Ölpreis steigt - Hoffnung auf wirtschaftliche Erholung
12.05.2009, 20:53 Uhr | sky
Neue Konjunktur-Hoffnung - Ölpreis steigt (Foto: imago)Der Ölpreis nimmt wieder Kurs auf die Marke von 60 Dollar. Zuletzt kostete ein Fass der US-Sorte WTI so viel wie seit sechs Monaten nicht mehr. Marktteilnehmer begründen diese Entwicklung vor allem mit der Hoffnung auf eine wirtschaftliche Erholung. Diese würde die Nachfrage nach Plastik, Farbe, Benzin, Diesel oder Schmierstoffen wieder kräftig ankurbeln.
Der Ölpreis hat in den vergangenen Tagen kräftig angezogen: Ein Fass der Rohöl der Sorte West Texas Intermediate WTI) kostete zuletzt 58,22 Dollar. Anfang Dezember vorigen Jahres hatte der Barrel noch bei rund 34 Dollar notiert. Nach der Veröffentlichung der Ergebnisse des "Stresstests" für die US-Banken sei Optimismus in den Markt eingekehrt, sagten Händler. Auch die Aktienmärkte reagierten mit Kursaufschlägen, nachdem die Veröffentlichung keine unangenehmen Überraschungen gebracht hatte. "Wir sind aber noch nicht über den Berg", warnte ein Händler. Die Wirtschaft müsse sich erst noch erholen und es könne immer noch zu einem erneuten Preisrückgang am Ölmarkt kommen.
Experten sehen kurzfristigen Rücksetzer
Die Commerzbank beurteilt die Lage zweigeteilt. Kurzfristig halten die Experten den zuletzt starken Preisanstieg für verfrüht. Die Analysten erwarten in Kürze eine starke Korrektur bei Rohstoffen. Eine baldige Rückkehr in die Preisspanne zwischen 45 und 55 Dollar je Barrel sei wahrscheinlich, da die Angebotsrisiken im Ölgeschäft noch nicht zurückgegangen seien. Zuletzt kursierten immer wieder Presseberichte über Rohöl, das wegen der niedrigen Nachfrage auf Öltankern gebunkert werde.

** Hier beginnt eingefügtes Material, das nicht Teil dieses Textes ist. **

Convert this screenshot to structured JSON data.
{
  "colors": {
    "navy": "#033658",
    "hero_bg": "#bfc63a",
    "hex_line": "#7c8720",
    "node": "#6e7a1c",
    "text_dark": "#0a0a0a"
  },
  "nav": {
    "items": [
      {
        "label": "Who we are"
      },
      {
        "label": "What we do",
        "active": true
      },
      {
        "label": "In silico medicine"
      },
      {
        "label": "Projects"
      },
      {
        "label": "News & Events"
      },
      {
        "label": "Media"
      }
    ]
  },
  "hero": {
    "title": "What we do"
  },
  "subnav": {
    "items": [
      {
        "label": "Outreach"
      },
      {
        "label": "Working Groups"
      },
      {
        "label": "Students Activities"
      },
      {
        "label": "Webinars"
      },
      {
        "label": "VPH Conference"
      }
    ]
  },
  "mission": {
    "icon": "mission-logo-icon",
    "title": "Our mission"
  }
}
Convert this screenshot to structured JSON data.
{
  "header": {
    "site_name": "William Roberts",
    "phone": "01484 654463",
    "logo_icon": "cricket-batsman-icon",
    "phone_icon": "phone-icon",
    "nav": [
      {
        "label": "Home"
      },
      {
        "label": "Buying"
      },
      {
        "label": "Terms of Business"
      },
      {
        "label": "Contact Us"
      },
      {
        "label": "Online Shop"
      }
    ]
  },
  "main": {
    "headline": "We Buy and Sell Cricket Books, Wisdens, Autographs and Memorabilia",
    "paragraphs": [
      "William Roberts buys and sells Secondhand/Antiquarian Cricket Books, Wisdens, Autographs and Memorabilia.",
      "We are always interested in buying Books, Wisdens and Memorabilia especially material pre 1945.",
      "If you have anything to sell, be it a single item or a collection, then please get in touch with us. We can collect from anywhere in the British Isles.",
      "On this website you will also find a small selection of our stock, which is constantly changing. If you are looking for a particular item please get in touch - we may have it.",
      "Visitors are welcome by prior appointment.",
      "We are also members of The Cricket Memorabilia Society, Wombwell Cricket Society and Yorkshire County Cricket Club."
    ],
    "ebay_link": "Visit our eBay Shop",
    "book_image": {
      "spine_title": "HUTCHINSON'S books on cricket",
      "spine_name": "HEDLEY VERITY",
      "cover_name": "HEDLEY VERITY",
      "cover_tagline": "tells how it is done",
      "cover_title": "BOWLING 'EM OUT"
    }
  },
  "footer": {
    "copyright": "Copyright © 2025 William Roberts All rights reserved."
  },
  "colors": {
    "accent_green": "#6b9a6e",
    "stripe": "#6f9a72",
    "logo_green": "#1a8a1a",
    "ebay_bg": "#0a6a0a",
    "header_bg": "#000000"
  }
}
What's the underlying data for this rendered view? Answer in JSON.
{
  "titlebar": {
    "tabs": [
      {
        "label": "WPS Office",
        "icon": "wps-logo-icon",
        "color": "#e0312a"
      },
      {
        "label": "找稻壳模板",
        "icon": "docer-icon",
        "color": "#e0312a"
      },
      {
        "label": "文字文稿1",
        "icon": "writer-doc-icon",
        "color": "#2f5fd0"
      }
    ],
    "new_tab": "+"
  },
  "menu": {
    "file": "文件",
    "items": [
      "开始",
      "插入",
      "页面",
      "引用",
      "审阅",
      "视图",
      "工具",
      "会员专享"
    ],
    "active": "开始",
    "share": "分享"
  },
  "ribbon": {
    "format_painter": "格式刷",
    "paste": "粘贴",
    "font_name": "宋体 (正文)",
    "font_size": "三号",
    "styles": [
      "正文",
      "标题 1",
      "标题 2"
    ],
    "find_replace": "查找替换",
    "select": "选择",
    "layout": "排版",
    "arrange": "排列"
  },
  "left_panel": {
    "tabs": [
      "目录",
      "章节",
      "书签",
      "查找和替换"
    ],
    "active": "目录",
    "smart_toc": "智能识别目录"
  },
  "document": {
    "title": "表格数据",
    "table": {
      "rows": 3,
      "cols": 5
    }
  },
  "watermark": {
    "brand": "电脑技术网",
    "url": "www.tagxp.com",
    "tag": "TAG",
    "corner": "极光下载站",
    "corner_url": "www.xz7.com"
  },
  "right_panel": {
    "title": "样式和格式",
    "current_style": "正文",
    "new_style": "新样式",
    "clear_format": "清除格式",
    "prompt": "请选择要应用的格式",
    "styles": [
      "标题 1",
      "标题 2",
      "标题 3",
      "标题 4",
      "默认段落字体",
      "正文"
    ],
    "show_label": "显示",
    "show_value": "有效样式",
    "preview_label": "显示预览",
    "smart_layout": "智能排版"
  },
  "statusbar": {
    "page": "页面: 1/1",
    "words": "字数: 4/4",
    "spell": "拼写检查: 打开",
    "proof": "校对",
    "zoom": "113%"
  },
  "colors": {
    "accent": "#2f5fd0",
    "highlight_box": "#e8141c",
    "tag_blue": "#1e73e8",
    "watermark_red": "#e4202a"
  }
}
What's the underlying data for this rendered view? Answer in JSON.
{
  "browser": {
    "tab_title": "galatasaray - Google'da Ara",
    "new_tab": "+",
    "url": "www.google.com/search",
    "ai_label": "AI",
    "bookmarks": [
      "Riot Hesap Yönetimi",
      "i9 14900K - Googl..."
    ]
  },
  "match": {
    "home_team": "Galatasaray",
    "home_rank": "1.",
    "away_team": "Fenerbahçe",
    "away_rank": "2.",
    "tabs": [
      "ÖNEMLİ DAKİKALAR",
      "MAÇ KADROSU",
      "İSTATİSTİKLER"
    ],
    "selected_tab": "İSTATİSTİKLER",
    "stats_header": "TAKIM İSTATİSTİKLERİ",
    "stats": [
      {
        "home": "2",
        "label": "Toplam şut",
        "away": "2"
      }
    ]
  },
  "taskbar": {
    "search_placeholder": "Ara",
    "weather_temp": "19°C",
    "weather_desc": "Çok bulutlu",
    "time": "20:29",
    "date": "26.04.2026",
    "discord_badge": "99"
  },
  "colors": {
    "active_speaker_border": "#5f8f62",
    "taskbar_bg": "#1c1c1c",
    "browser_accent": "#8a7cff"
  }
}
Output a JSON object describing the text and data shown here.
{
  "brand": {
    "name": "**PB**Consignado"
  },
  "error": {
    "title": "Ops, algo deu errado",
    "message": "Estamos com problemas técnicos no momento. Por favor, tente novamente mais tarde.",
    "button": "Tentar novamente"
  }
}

Wohl bald wieder mehr Öl aus Venezuela
Die Verstaatlichung von weiten Teilen der Ölindustrie in Venezuela bezeichnete die Commerzbank als einen Akt der Verzweiflung: Zuletzt hätten sich Meldungen gehäuft, dass staatliche Gesellschaft Petroleos de Venezuela (PDVSA) bei den Dienstleistern in Zahlungsverzug geraten sei. Insofern könnte der jüngste Rückgang der Ölproduktion Venezuelas um knapp zehn Prozent im Vergleich zum Vorjahr teilweise unfreiwilliger Natur gewesen sein.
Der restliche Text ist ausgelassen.